The Bishop ends up being at the epicentre of that aforementioned twist … though maybe ‘twist’ is the wrong word. The ensuing events are shocking in their violence, sure, but they feel thematically inevitable, the consequences of a pre-destined conclusion. The third act is challenging, but not so much because of said violence – granted, that might have provoked negative reactions from unprepared patrons – but in how it challenges audience identification. Suddenly these protagonists who we identify with – because they’re the subjects, sure, but also because they’re minorities, they’re gay, they’re victimised and marginalised – are revealed to be deeply morally compromised. Unlike so many films that go out of their way to avoid portraying such unconventional families as perfect, Nasty Baby presents them as real people – ultimately ugly, selfish, flawed people – but real people whose flaws have nothing to do with their sexuality (or, in the case of Polly, their lifestyle choices).

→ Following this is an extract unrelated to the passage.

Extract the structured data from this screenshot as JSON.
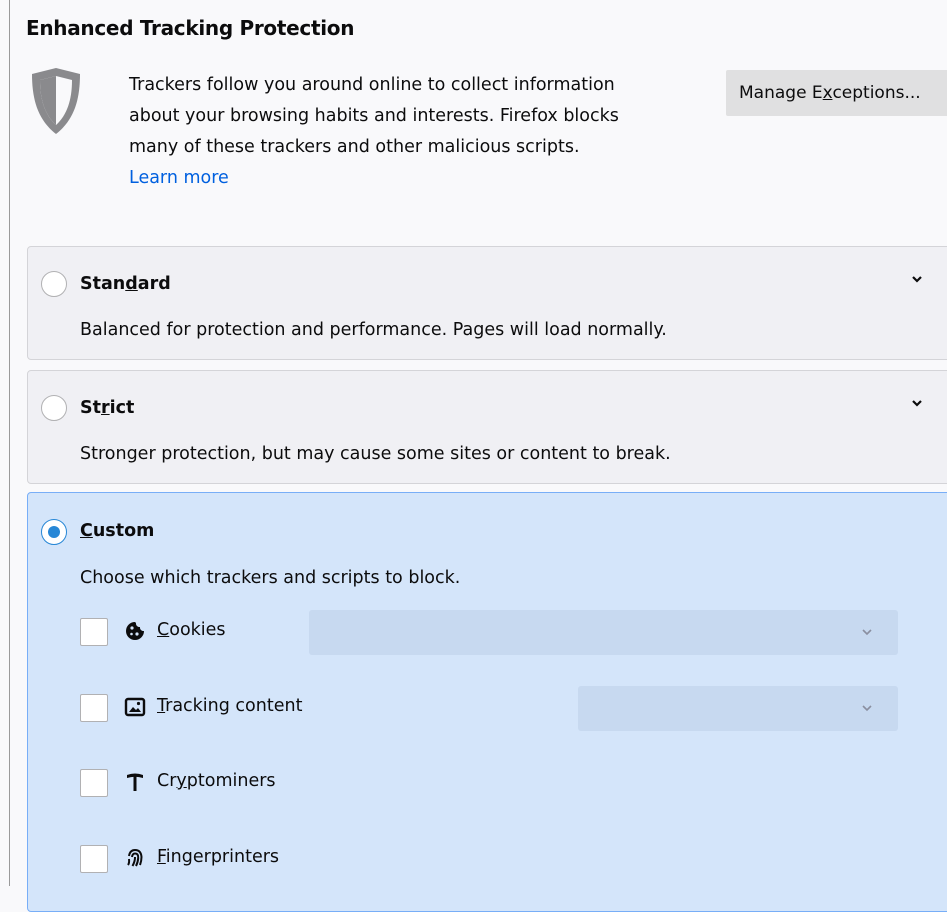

Nasty Baby also (indirectly) provokes its audience to consider the distinction between Freddy/Mo/Polly and The Bishop. While Freddy/Mo are subject to homophobia throughout, they possess substantial privilege when compared with their derelict neighbour, who’s clearly mentally ill, borderline-destitute and trying to support a family. The Bishop is a victim of the system; his homophobia an understandable side effect of an unequal society. Nasty Baby demands that we empathise – not sympathise – with this man and his hatred, and refuses to allow us to categorise individuals into ‘good’ and ‘bad’ baskets based on our politics.
That’s not easy to accept. Nor is it easy to embrace a film that presents itself as one film then pivots into another, tearing off its glossy veneer in the process. Nasty Baby is certainly not a perfect film (for starters, Silva is a better director than actor, while Adebimpe’s character is underused and underdeveloped), but perhaps those bemoaning its “poorly conceived” final act should stick to genre films that avoid such divergences from formula, and avoiding challenging the audience’s moral compass. Maybe find out if there’s a film called Nice Baby out there somewhere.